The start of a new decade in 2020 is a good time to face facts. And it is the right moment to start exploring what a new Western-led approach to global governance looks like.
Meanwhile, Germany disagrees with its eastern neighbours over the rule of law and energy security. Even Canada is showing some signs of giving up on the post-war liberal order with it having recognised that the WTO dispute-settlement system does not function effectively and is actively pursuing an alternative vehicle.
The start of a new decade in 2020 is a good time to face these facts. And it is the right moment to start exploring what a new Western-led approach to global governance looks like.
A pre-requisite for enabling this goal is concentrating on the big strategic questions facing the West. These are multiple, and won’t be resolved in a single summit, or series of conferences, this year.
For one, the EU and the United Kingdom need to agree on how to manage a disorderly Brexit if reaching a trade deal proves to be impossible. A second is the need for Germany and the United States, with bilateral relations having gone into the deep freeze under Trump and Angela Merkel, to agree that there are a range of security and economic challenges that are better met together.
Thirdly, France and Italy must try to make up their differences. Making the Eurozone safe for the next economic crisis requires deep cooperation between them and Germany too.
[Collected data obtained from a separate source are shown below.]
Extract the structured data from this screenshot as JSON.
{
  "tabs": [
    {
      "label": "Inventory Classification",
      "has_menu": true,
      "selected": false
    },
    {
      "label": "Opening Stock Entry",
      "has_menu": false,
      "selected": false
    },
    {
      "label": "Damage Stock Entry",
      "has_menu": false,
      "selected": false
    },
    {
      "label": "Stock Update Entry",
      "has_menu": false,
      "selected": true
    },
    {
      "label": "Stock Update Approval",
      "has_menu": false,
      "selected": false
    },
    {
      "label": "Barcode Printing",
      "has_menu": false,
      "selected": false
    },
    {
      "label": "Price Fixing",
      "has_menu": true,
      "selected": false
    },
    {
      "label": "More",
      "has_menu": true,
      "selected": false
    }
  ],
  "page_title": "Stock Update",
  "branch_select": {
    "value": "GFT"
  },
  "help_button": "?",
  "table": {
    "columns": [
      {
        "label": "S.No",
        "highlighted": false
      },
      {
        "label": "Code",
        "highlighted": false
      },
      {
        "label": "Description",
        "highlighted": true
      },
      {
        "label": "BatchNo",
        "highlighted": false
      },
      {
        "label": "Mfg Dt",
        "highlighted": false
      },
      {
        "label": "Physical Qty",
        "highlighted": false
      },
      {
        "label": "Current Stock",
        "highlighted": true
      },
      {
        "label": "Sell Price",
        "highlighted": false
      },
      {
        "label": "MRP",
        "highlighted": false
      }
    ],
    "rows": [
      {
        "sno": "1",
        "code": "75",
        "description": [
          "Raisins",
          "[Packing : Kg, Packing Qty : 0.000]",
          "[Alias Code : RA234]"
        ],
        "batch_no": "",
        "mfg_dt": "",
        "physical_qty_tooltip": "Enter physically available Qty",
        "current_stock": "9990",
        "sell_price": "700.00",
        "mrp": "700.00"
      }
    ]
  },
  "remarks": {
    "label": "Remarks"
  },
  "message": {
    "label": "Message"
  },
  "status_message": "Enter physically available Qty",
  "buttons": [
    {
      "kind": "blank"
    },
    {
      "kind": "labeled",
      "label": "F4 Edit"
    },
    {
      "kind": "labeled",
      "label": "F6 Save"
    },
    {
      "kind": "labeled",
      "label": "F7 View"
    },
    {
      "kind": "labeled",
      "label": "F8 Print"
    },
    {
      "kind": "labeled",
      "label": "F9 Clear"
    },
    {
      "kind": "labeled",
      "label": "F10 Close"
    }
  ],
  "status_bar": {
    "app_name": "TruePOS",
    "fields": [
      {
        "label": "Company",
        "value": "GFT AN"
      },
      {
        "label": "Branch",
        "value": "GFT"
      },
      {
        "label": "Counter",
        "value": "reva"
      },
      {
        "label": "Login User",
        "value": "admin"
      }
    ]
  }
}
Future of the international trade system
But that is only a start. Other issues include the future of the international trade system which is creaking under the strain of recent sanctions imposed across the globe.
Yet, one should not try to do too much in the current context. Over-promising and delivering too little is not the right way to rejuvenate the Western alliance.
If realism prevails and this becomes a multi-year dialogue, forums such as Nato and the G7, imperfect as they remain, can potentially step up to the plate. Nato, for instance, has much continuing relevance with a membership of countries with a collective population of around 1 billion. It remains one of the world’s most successful ever military organisations, helping underpin the longest period of sustained peace in the West’s modern history.
Sceptics will say that nothing big will change, in a positive direction at least, as long as Trump is US president. Problematic as many of the Trump’s policy positions are, the West is not only a community of values, it is also a community of interests.
When values clash, we must concentrate on interests. And at this latest moment of geopolitical and economic uncertainty, 2020 can be the moment to start resetting the foundations for a renewed West.
— Andrew Hammond is an Associate at LSE IDEAS at the London School of Economics.